Exactement ce que l’équipe de Djeneba Doumbia cherche à faire avec le coronavirus. La biologiste veut coupler les dépistages du Covid-19 avec des tests sérologiques pour détecter les anticorps produits par le malade. « Nous cherchons à savoir s’il y a une résistance naturelle au coronavirus chez certaines populations, notamment pour les cas asymptomatiques. Et nous tenterons de déceler les différences génétiques d’un continent à l’autre. S’il y en a », argumente-t-elle. Des observations qui n’en sont qu’à leurs prémices.

« Les volontaires nous font confiance »

Rien à voir avec les travaux que menaient Ibrahim Sanogo et Ilo Dicko, les coordinateurs cliniques, sur Ebola. Les deux médecins, qui se sont rencontrés sur les bancs de la faculté de médecine étaient « au début de la phase 2 (sur 3) des tests sur un vaccin contre Ebola ». Le travail a été stoppé net, « l’urgence est de faire face à l’épidémie », résume Ilo Dicko dont l’agenda de recherche a du coup été largement chamboulé.

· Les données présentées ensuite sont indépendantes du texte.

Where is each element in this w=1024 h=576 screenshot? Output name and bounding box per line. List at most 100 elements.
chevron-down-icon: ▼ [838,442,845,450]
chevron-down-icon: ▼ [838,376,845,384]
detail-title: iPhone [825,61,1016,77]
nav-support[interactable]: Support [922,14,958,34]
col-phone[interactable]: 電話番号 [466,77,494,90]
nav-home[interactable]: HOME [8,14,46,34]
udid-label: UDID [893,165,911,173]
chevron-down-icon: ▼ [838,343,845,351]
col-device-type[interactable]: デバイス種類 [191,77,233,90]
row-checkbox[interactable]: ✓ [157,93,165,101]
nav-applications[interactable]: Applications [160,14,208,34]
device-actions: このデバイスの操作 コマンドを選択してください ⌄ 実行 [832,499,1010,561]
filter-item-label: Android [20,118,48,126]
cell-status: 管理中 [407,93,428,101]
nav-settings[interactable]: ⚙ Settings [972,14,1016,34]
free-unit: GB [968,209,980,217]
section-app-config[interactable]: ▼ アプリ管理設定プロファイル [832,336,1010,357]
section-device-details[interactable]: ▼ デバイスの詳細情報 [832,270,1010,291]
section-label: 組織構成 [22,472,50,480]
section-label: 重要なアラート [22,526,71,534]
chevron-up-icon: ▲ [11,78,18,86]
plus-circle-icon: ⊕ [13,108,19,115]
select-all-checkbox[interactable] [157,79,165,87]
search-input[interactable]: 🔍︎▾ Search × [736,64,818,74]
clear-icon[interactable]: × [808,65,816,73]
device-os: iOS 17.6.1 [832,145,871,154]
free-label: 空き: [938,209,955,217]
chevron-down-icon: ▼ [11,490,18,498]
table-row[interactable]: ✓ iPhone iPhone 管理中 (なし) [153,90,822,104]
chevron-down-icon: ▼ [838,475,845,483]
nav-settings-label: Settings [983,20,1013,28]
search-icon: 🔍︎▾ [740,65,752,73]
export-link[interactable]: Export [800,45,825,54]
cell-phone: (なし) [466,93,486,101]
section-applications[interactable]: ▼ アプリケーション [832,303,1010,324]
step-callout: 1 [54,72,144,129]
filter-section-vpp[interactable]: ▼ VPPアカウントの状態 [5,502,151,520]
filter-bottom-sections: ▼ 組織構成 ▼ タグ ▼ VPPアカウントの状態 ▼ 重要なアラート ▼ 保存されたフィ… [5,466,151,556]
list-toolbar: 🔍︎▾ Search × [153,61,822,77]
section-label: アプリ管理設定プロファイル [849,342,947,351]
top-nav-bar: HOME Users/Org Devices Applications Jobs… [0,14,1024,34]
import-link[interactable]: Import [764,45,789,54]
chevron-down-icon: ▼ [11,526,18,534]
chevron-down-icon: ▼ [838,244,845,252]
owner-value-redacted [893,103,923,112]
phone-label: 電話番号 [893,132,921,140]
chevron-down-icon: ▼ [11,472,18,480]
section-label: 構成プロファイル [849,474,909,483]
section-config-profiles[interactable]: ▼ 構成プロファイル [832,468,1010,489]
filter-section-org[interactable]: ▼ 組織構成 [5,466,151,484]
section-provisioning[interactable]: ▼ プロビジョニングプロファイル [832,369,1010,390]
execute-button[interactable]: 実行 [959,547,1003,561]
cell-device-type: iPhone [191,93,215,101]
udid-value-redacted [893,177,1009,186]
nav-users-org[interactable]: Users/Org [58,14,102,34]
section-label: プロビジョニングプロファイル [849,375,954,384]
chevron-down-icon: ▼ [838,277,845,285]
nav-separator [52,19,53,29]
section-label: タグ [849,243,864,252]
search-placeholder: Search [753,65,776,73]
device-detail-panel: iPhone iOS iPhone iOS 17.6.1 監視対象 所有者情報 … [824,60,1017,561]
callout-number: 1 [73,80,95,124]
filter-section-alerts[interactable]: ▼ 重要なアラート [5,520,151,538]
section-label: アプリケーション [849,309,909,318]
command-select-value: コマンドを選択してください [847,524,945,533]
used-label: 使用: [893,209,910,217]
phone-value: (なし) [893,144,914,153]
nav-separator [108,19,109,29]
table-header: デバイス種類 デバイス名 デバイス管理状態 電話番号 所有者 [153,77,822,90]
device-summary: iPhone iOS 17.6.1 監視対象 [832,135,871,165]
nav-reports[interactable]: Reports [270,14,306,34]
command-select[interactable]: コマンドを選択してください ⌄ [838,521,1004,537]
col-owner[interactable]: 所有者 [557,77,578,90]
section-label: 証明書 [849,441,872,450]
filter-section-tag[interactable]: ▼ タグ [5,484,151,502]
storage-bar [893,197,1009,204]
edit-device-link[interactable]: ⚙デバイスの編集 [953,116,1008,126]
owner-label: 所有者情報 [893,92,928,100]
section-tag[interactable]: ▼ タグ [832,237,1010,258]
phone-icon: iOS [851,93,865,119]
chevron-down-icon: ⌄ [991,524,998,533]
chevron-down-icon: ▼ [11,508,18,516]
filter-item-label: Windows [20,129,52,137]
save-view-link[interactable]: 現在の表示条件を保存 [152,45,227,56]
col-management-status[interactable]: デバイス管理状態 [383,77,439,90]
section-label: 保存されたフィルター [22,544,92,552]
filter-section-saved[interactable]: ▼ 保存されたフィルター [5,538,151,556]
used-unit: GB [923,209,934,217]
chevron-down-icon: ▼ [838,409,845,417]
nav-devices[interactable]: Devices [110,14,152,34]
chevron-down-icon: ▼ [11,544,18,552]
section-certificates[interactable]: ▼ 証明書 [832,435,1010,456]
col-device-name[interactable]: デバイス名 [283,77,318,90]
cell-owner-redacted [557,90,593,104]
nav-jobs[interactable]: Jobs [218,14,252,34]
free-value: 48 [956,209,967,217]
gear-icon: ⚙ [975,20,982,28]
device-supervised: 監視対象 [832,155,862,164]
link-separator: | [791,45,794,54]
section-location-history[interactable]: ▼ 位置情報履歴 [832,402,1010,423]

Mais, plutôt que de repartir de zéro, avec de nouveaux patients, les chercheurs se sont appuyés sur leur cohorte de 300 participants avec qui ils travaillaient contre Ebola, pour expérimenter les nouveaux outils diagnostics et comparer les profils épidémiologiques entre urbains et ruraux. « Ils nous connaissent, ils savent ce que l’on fait et nous font confiance », ajoute Ilo Dicko. Sur cette base, il compte bien recruter de nouveaux volontaires au sein des différentes communautés pour gonfler ses échantillons représentatifs « et pratiquer les tests Covid-19 sur 6 000 à 8 000 personnes ».

D’autant que le laboratoire malien a d’autres ambitions. Alors que la chloroquine, toujours utilisée sur le continent, est de plus en plus décriée en Europe, Ibrahim Sanogo projette, avec des collègues du Burkina Faso, de Côte d’Ivoire et du Bénin, de tester un autre antiviral déjà requis dans les traitements contre le VIH et la tuberculose. L’apivirine, c’est son nom, sera au centre des prochains essais. « Nous avons établi un protocole, il ne reste plus qu’à… », indique le chercheur, soulignant que « l’objectif est de trouver un médicament qui entraîne moins d’effets secondaires que la chloroquine ». La réponse contre le Covid-19 sera-t-elle africaine ? « Ce sera en tout cas une réelle contribution », répond humblement Ibrahim Sanogo, qui sait bien que la science se construit pied à pied.